Accord interprofessionnel 2021-2022 - Les syndicats du métal menacent d'actions

Syndicats et employeurs négocient depuis plusieurs mois les salaires et les conditions de travail dans le secteur privé. Il existe une marge de 0,4% d'augmentation, en plus de l'indexation. Mais pour les syndicats, c'est insuffisant, surtout pour les secteurs qui ont pu garder une bonne activité pendant la crise sanitaire. Les employeurs, quant à eux, parlent de la pire crise économique depuis la Seconde Guerre mondiale et plaident pour un sens des réalités.

Le gouvernement fédéral avait donné aux partenaires sociaux la possibilité de négocier des primes uniques en plus de cette revalorisation de 0,4% pour les travailleurs des entreprises qui ont suivi les règles pendant la crise. Mais les syndicats ont annoncé mardi que ces négociations avaient échoué. Pour les employeurs, le gouvernement doit maintenant bloquer la marge salariale de 0,4%, sans possibilité de primes supplémentaires.
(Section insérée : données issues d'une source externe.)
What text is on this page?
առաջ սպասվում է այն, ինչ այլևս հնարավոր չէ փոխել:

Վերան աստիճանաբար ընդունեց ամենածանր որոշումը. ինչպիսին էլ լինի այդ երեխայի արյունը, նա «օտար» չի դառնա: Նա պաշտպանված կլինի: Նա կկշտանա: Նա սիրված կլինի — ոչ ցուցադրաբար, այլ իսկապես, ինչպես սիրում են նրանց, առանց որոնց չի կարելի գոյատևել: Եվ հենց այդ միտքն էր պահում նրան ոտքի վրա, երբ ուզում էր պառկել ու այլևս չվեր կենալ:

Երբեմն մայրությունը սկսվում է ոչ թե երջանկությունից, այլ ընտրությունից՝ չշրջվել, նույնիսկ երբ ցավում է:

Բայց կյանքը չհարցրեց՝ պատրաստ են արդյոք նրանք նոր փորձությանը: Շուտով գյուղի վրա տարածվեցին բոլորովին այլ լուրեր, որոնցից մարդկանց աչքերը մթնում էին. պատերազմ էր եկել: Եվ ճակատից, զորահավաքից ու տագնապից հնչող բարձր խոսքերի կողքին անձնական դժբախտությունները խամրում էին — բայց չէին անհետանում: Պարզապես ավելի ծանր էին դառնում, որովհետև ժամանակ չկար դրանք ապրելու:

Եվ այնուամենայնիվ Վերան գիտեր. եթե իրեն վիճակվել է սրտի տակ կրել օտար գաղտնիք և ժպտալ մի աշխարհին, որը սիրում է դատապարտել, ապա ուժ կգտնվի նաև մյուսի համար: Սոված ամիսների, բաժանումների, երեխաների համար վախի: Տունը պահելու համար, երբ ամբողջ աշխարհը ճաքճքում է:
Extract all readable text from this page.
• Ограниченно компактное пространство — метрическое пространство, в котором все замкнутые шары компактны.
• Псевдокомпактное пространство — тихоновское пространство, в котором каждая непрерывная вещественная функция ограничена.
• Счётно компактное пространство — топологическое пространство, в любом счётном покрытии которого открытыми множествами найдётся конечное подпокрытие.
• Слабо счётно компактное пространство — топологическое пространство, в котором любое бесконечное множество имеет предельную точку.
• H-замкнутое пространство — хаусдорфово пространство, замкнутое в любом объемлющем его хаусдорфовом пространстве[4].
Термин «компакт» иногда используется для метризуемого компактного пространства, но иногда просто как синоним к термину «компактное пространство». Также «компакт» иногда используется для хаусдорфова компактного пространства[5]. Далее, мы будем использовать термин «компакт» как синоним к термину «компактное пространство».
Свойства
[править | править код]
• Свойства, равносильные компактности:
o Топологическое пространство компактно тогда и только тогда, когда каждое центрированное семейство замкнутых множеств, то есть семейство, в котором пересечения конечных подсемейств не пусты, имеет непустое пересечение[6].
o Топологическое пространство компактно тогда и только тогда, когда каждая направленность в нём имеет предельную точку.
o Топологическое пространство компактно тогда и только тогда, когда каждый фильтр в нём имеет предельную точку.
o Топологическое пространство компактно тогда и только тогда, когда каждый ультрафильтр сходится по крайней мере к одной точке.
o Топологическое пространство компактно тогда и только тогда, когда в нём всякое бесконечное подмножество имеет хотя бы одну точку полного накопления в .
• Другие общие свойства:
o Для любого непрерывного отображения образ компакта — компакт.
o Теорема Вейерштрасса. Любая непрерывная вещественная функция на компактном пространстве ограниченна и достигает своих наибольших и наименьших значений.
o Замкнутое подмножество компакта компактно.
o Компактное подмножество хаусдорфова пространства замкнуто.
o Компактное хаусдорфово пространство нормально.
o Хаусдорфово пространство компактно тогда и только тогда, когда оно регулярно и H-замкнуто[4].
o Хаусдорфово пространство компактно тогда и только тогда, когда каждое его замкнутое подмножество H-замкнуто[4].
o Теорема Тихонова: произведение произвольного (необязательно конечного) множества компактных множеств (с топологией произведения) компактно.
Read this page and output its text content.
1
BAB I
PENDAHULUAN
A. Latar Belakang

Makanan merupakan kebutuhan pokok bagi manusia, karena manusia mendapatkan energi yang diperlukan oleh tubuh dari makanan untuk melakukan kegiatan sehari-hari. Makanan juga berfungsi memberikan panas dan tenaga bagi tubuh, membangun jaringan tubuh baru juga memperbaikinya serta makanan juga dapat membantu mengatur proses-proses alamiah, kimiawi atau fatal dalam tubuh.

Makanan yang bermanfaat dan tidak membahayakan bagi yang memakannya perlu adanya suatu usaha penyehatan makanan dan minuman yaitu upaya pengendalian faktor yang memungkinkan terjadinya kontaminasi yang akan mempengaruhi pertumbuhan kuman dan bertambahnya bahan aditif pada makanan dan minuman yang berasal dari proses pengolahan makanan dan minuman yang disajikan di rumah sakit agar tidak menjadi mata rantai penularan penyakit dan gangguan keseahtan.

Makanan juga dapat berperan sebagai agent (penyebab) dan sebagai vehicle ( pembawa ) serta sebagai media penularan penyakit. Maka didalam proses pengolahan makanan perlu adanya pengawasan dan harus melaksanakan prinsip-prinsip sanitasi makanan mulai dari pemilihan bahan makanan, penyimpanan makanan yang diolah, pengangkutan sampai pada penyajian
Le ministre du Travail, Pierre-Yves Dermagne, souhaite toujours quant à lui remettre les négociations sur les rails.

Les syndicats chrétien et socialiste du métal ont continué à s'opposer à une marge maximale de 0,4% mercredi. "Cela constitue une marque de mépris pour les travailleurs et travailleuses qui ont fait tourner les entreprises sans relâche tout au long de la crise sanitaire", déclarent-ils.

"C'est pourquoi nous défendons que des accords salariaux forts soient établis au niveau des secteurs sur base d'une marge indicative interprofessionnelle. C'est une question de solidarité. Mais c'est aussi une question de réalisme. Les acteurs sectoriels sont les plus aptes à analyser la situation de leurs secteurs d'activité et déterminer les meilleures modalités d'octroi d'augmentations salariales adaptées à cette réalité."

Les syndicats du métal demandent ainsi au patronat et au gouvernement de prendre leurs responsabilités. "Un autre cadre doit être défini. Pour permettre de vraies augmentations de salaire dans les secteurs et pour trouver une solution crédible dans le dossier des fins de carrière. Les syndicats du métal veulent continuer à tendre la main pour trouver des solutions. Mais ils sont aussi prêts à se remobiliser à tous les niveaux si aucun progrès ne devait avoir lieu."